Inspired by Le-LWTNet proposal [4], successfully implementing a Lifting wavelet transform approach for feature extraction, and the successful performance of classic MFCCs for the same task [5], we propose to combine these ideas with the filtering approaches presented in [3] and [2] in order to build a new general frontend for audio processing chains that can be used on resource restricted environments.
License is contained in LICENSE file, available in the root of this repository.
- Checkout submodules:
git submodule update --init --recursive
- Setup and activate the python environment
Hint: use pyenv to manage Python versions.
pyenv local 3.10
before running the next lines. Follow instructions here to set up your shell (zsh, bash).
FWICU torch version depends on the CUDA version, which you can figure out by calling nvidia-smi
In our case, current machines run CUDA 11.8, this means that you should install torch compiled for that version, this way:
python -m pip install torch==2.1.0+cu118 torchvision==0.16.0+cu118 torchaudio==2.1.0+cu118 --extra-index-url --no-cache-dir
(unclear to me how to generate requirements.txt
so that it calls the right torch version...)
The proper way:
pip-compile -o requirements.txt
python -m piptools compile
From [1]:
Now that you have a requirements.txt, you can use pip-sync to update your virtual environment to reflect exactly what's in there. pip-sync is meant to be used only with a requirements.txt generated by pip-compile
pip-sync requirements.txt
To run a training:
python wavefront/ -c wavefront/config_model_dataset.yaml
for example:
python wavefront/ -c wavefront/config_MFCCNet_ESC50.yaml
To log and look at the progress, type in the bash:
tensorboard --bind_all --logdir lightning_logs
NOTE: To train on TIMIT we have preprocessed the dataset as proposed in [2].
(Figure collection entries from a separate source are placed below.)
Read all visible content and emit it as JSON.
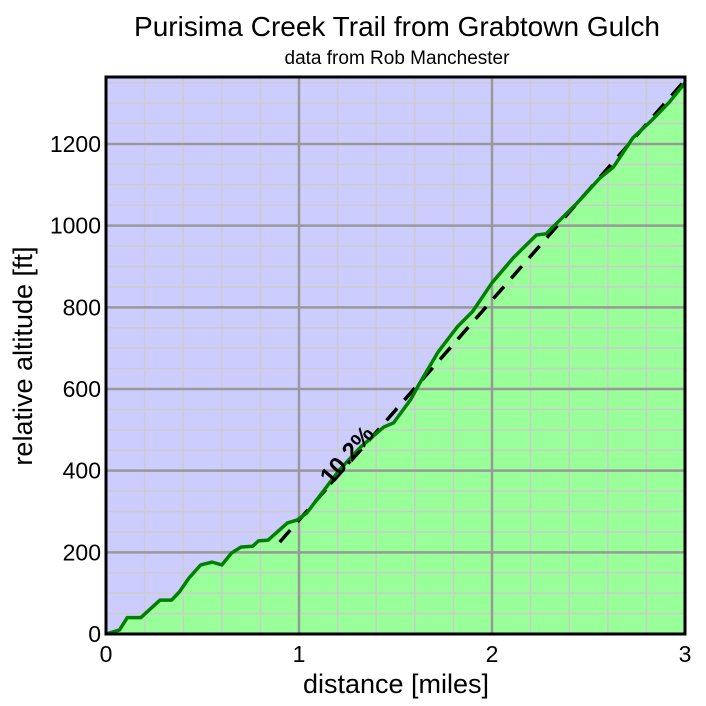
{
  "chart_data": {
    "type": "area",
    "title": "Purisima Creek Trail from Grabtown Gulch",
    "subtitle": "data from Rob Manchester",
    "xlabel": "distance [miles]",
    "ylabel": "relative altitude [ft]",
    "xlim": [
      0,
      3
    ],
    "ylim": [
      0,
      1364
    ],
    "xticks": [
      0,
      1,
      2,
      3
    ],
    "xtick_labels": [
      "0",
      "1",
      "2",
      "3"
    ],
    "yticks": [
      0,
      200,
      400,
      600,
      800,
      1000,
      1200
    ],
    "ytick_labels": [
      "0",
      "200",
      "400",
      "600",
      "800",
      "1000",
      "1200"
    ],
    "x_minor_step": 0.2,
    "y_minor_step": 50,
    "grid": true,
    "colors": {
      "above": "#ccccff",
      "below": "#99ff99",
      "line": "#008000",
      "major_grid": "#999999",
      "minor_grid": "#cccccc",
      "fit": "#000000"
    },
    "profile": {
      "x": [
        0,
        0.07,
        0.11,
        0.18,
        0.28,
        0.34,
        0.38,
        0.43,
        0.49,
        0.55,
        0.6,
        0.65,
        0.7,
        0.76,
        0.79,
        0.84,
        0.94,
        0.99,
        1.04,
        1.11,
        1.21,
        1.32,
        1.44,
        1.49,
        1.58,
        1.62,
        1.72,
        1.82,
        1.9,
        2.0,
        2.11,
        2.23,
        2.28,
        2.44,
        2.56,
        2.63,
        2.73,
        2.83,
        2.92,
        3.0
      ],
      "y": [
        0,
        10,
        40,
        40,
        83,
        83,
        103,
        137,
        169,
        176,
        169,
        198,
        213,
        215,
        228,
        230,
        272,
        279,
        296,
        340,
        402,
        458,
        507,
        517,
        575,
        610,
        690,
        752,
        790,
        860,
        921,
        977,
        980,
        1055,
        1117,
        1144,
        1215,
        1259,
        1303,
        1350
      ]
    },
    "fit_line": {
      "x": [
        0.9,
        3.0
      ],
      "y": [
        225,
        1356
      ],
      "label": "10.2%",
      "style": "dashed"
    }
  }
}
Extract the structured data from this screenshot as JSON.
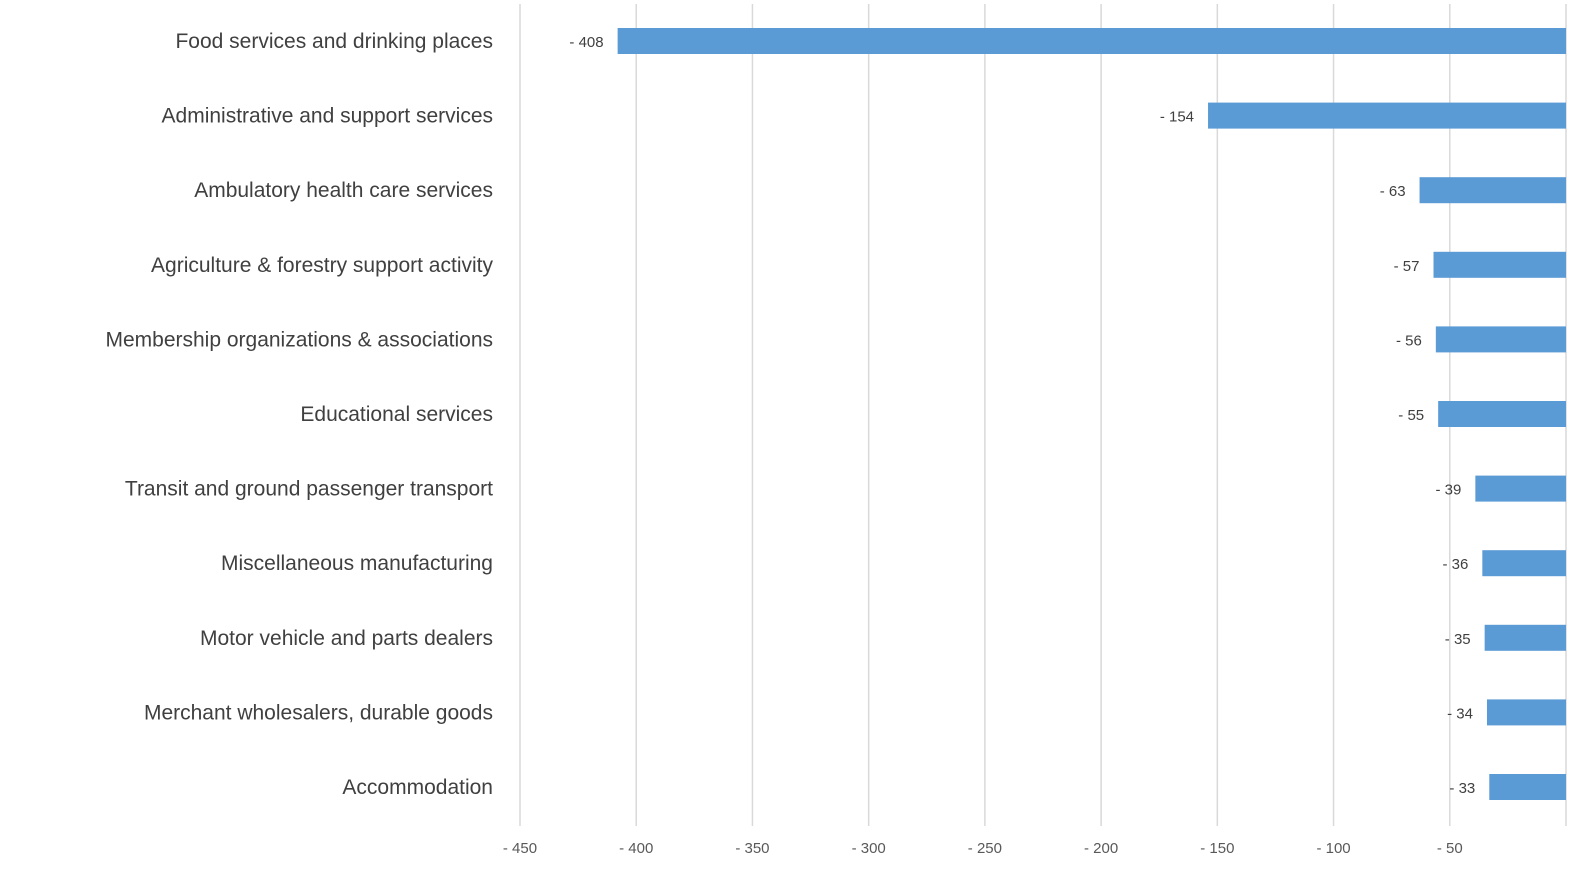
{
  "chart_data": {
    "type": "bar",
    "orientation": "horizontal",
    "title": "",
    "xlabel": "",
    "ylabel": "",
    "categories": [
      "Food services and drinking places",
      "Administrative and support services",
      "Ambulatory health care services",
      "Agriculture & forestry support activity",
      "Membership organizations & associations",
      "Educational services",
      "Transit and ground passenger transport",
      "Miscellaneous manufacturing",
      "Motor vehicle and parts dealers",
      "Merchant wholesalers, durable goods",
      "Accommodation"
    ],
    "values": [
      -408,
      -154,
      -63,
      -57,
      -56,
      -55,
      -39,
      -36,
      -35,
      -34,
      -33
    ],
    "data_labels": [
      "- 408",
      "- 154",
      "- 63",
      "- 57",
      "- 56",
      "- 55",
      "- 39",
      "- 36",
      "- 35",
      "- 34",
      "- 33"
    ],
    "xlim": [
      -450,
      0
    ],
    "x_ticks": [
      -450,
      -400,
      -350,
      -300,
      -250,
      -200,
      -150,
      -100,
      -50
    ],
    "x_tick_labels": [
      "- 450",
      "- 400",
      "- 350",
      "- 300",
      "- 250",
      "- 200",
      "- 150",
      "- 100",
      "- 50"
    ],
    "grid": true,
    "legend": "none",
    "bar_color": "#5b9bd5",
    "grid_color": "#d9d9d9"
  }
}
[2] Mirco Ravanelli and Yoshua Bengio. Speaker recognition from raw waveform with
SincNet. In 2018 IEEE Spoken Language Technology Workshop (SLT), pages 1021–
1028, 2018.
[3] Neil Zeghidour, Olivier Teboul, Félix de Chaumont Quitry, and Marco Tagliasacchi.
Leaf: A learnable frontend for audio classification, 2021.
[4] Junchao Fan, Shizhan Tang, Han Duan, Xiuli Bi, Bin Xiao, Weisheng Li, and Xinbo
Gao. Le-LWTnet: A learnable lifting wavelet convolutional neural network for heart
sound abnormality detection. IEEE Transactions on Instrumentation and Measurement, 72:1–14, 2023.
[5] Vibha Tiwari. Mfcc and its applications in speaker recognition. International journal
on emerging technologies, 1(1):19–22, 2010.